Mich bewegt langsam eine andere Frage: Ist unser demokratisches System unfähig (oder gar ungeeignet?), um unsere Gesellschaft und unseren Wohlstand vor der Allmacht solcher Klimahysterikern und Gesinnungsfaschisten zu schützen?
Wenigstens kann dieses Mal niemand behaupten, er hätte nicht gewusst das die vorhaben.
Jeder der weiterhin Altparteien wählt oder glaubt, durch Nichtwählen etwas zu erreichen ist ein Mitläufer.
Wahrscheinlich sogar ein Mittäter.
Fakt ist, wenn Frauen das Sagen haben, wird auch nichts besser. Also das mit der Quote ist eine doofe Idee gewesen.
Die Klima-Debatten sind völlig weltfremd. Und nicht nur die. Die Auswärtigen interessieren sich weder für Gender, noch fürs Klima. Wenn ich unsere afrikanischen Freunde sehe, dann lassen die immer gerade Müll auf die Straße fallen. Dose leer? Fallen lassen. Verpackung werden an der Haltestellen aufgerissen und dann liegen gelassen. Genau daneben ist ein Mülleimer. Taschentücher, Chipstüten, das stopfen die in die Hecken, werfen’s samt Einkaufswagen in den Graben, oder lassen es fallen. Diejenigen, die es in ihrem Land nicht geschafft haben, schaffen das hier noch viel weniger. Wenn jemand kein Geld hatte, ist das von der Natur gerecht so gewollt. Wenn man denen Geld gibt, werden die da nicht mit umgehen können. Wahrscheinlich leben die mit einem Euro genauso auf Kannte wie mit 4000 Euro. Wenn die in ihrer Heimat kein Geschäft hatten, dann werden hier mit einem Geschäft keine Gewinne machen, die werden Pleite gehen. Wer einen Mixshop hatte, wird auch hier über den Mixshop nicht hinaus kommen. Die bringen ihre Heimat mit! / Unsere Gören machen das mittlerweile genauso. Dose leer? Weg damit in Vorgarten. Die vermeintlichen Umweltschützer leben in einer Blase, die kriegen ihre Untertanen ja nicht mal dazu, den Schritt zum Mülleimer zu machen? Zudem sind diejenigen, welche die Weltmeere, Wälder, Strände, Städte, Parks, Seen und Flüsse mit Abfällen und Plastikmüll verdreckt haben, sicher die falschen, wieder aufzuräumen. Die Müllstrudel in den Weltmeeren, das waren die Sozialdemokraten, Grünen und CDUler. Das waren die Globalisierer. Und die spielen sich hier als Retter der Menschheit vor Abfällen und Dreck auf? „Probleme kann man niemals mit derselben Denkweise lösen, durch die sie entstanden sind.“ Einstein; Ich würde es umformulieren: Probleme können niemals diejenigen lösen, welche sie verursacht haben.
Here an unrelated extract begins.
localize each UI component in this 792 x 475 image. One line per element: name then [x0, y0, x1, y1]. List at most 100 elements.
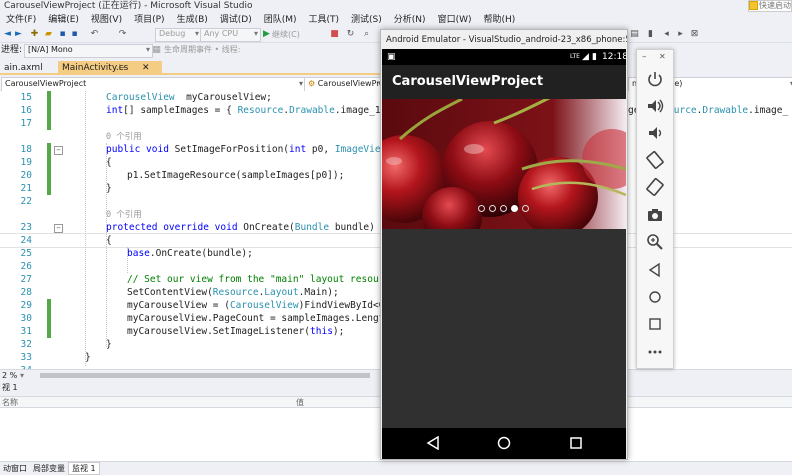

@Sabine Heinrich, „hübsch“ ist subjektiv. Unabhängig davon, wie sehr mich ihr Gebaren abstößt, halte ich als Mann Frau Bosetti für ebenso hübsch und anziehend, wie ich eine grüne, unreife Zitrone für lecker halte. Daran ändert auch die Tatsache nichts, dass sich die Frau noch zusätzlich selbst mit Eiswürfeln serviert.
Keine Sorge! Sarah Toletti bekommt demnächst als artiges Systemzäpfchen zur besten Sendezeit irgendeine Show, wie Kebekus und heute abend der möchtegern Arzt ( richtige Ärzte haben die Gesundheit ihrer Patienten zum Ziel und befürworten keine Zwangsmedikamentierung mit experienteller Gentherapie ) .
Ich würde Sarah Bosetti abschaffen, um die Demokratie … ach, zu spät. Aber Sarah Bosetti kann man trotzdem abschaffen. Die Menschheit rettet man so zwar auch nicht, aber man muss sich wenigstens nicht mehr mit Bosettis Blödsinn rumärgern.